Pulitzer Winner: DOJ Sting Has Had ‘Chilling Effect’ At AP

A Pulitzer winner says the DOJ sting has made it difficult for journalists to do their jobs.

The Department of Justice headquarters building in Washington is photographed early in the morning Tuesday, May 14, 2013.

Mendoza said the DOJ investigation was a "massive and unprecedented intrusion" into private news gathering practices.


A Pulitzer Prize-winning journalist who writes for The Associated Press said Monday that the Department of Justice's investigation into two months of AP phone records has had a "chilling effect" on the ability of the organization to do its work.
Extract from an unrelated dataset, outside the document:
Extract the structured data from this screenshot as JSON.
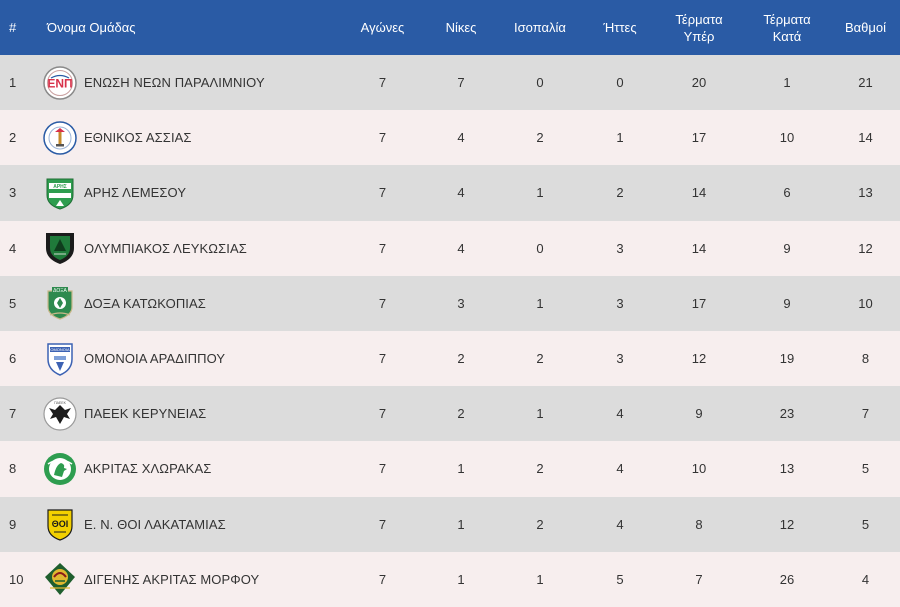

Martha Mendoza spent much of the past year working on a "right-to-know" project with the AP, testing freedom of information laws in more than 100 countries and detailing each government's response. Mendoza and her colleagues found that more than half of governments measured either ignore information requests from journalists or aren't forthcoming with requested documents. For the project, she won a "Champion of Freedom" award from the Electronic Privacy Information Center Monday.

[READ: GOP Lawmakers Say AG Eric Holder Misled on Press Probe]

During her acceptance speech, Mendoza said the Department of Justice investigation was a "massive and unprecedented intrusion" into the private news gathering practices of more than 20 journalists.

"These records obtained by the Justice Department listed incoming and outgoing calls with work and home phone numbers of individual reporters, the general AP office numbers in New York, Washington and Hartford, Conn., and the main number for the AP's House of Representatives press gallery," she said. "Has this had a chilling effect? It's unbelievable. Yes it has."


Mendoza's comments echoed those of the company's CEO, Gary Pruitt, who said in May that the investigation was "so sweeping, secretively, so abusively and harassingly overbroad" that it was unconstitutional. Pruitt said that since the investigation came to light last month, sources have been reticent to talk to AP journalists out of fear that their phone calls may have been monitored.

The DOJ reportedly seized phone records during an investigation related to a May 7, 2012 AP story about the CIA stopping an al-Qaida plot to detonate a bomb aboard a United States-bound airplane. Attorney General Eric Holder has denied that he was involved with the investigation, saying that his deputy, James Cole, had ordered the seizure.

[ALSO: Holder on Seizing of AP Phone Records: 'I Recused Myself']

"With regard to the potential prosecution of the press for the disclosure of material, that is not something that I've ever been involved in, heard of or would think would be a wise policy," Holder told Congress on May 15.

Mendoza won a Pulitzer Prize for investigative reporting in 2000 for her story about the mass killings of South Korean civilians by American soldiers during the early stages of the Korean War. She said Monday that the latest DOJ investigation further highlights the need to fight for freedom of the press.

"Here it is, 2013, and the fight for a free press, the fight for transparency, and open government access continues to be a core component of journalism," she said.